The main reason is dental caries. Once caries reaches the pulp, it becomes infected with bacteria. They cause an inflammation that has to be treated as soon as possible. Other reasons include dental trauma, fractured and chipped teeth, dental drills and other dental procedures can lead to inflammation and infection. The improper use of dental drills during preparation for restoration can easily affect the pulp. Bad fillings that are much higher than what they’re supposed to because dental trauma that can end up making the pulp inflamed. Also, dental fillings that allow leakage can do the same. Once it is affected, it starts swelling like every other tissue in the body. That pressure in the chamber results in symptoms.

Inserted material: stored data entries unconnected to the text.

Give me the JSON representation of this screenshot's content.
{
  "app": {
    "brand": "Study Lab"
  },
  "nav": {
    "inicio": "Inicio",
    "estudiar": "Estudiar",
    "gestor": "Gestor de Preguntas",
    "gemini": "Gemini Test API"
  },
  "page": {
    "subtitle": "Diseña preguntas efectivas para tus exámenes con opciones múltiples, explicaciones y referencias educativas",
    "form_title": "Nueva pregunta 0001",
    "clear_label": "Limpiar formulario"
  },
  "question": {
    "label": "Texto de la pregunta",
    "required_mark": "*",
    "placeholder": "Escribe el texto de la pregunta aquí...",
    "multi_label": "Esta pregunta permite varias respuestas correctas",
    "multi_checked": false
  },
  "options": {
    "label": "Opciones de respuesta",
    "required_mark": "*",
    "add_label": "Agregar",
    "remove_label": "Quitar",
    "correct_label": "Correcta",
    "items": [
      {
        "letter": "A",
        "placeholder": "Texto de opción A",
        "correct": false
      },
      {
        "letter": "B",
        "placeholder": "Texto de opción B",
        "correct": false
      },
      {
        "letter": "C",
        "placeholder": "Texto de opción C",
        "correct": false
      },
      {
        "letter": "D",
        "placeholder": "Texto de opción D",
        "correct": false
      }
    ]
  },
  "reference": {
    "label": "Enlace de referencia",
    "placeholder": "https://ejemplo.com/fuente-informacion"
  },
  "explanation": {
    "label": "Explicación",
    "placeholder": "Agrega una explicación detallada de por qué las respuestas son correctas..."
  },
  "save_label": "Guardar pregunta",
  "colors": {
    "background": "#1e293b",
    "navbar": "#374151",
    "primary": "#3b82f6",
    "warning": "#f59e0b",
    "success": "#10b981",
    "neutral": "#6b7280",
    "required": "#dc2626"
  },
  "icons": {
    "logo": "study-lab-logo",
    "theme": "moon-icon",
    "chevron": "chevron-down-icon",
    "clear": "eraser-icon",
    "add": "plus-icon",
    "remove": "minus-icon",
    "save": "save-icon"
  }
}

The initial symptom is the pain. In most cases, it is a severe pain, that is triggered by hot or cold foods and beverages. The pain can also be spontaneous. There are several types of irreversible pulpitis, so there are different types of pain. For some, it will appear during the day and in short periods of 15 minutes. For other types, it wakes the patient up from sleep and it lasts for hours. Some types are stimulated with hot drinks and food, others are with cold. Sensitivity to sweets is also another common symptom. The patient can have a hard time closing the jaws, because when the teeth touch they become even more painful. There can be general symptoms like fever, inflamed lymph nodes and more. Sometimes the patient has a hard time locating the tooth that actually hurts because the whole half of their jaw hurts. This is called referred pain.
For the reversible type, it is important to determine the cause and eliminate it. The pulp will be able to restore its functions and fight the inflammation. With the irreversible pulpitis, treatment is necessary. The treatment of choice is a root canal procedure. It involves eliminating the cause, entering the coronal chamber of the pulp, entering the root canals and cleaning them. Once they are clean and re-shaped, the dentist uses materials to seal them, and a filling to restore the crown.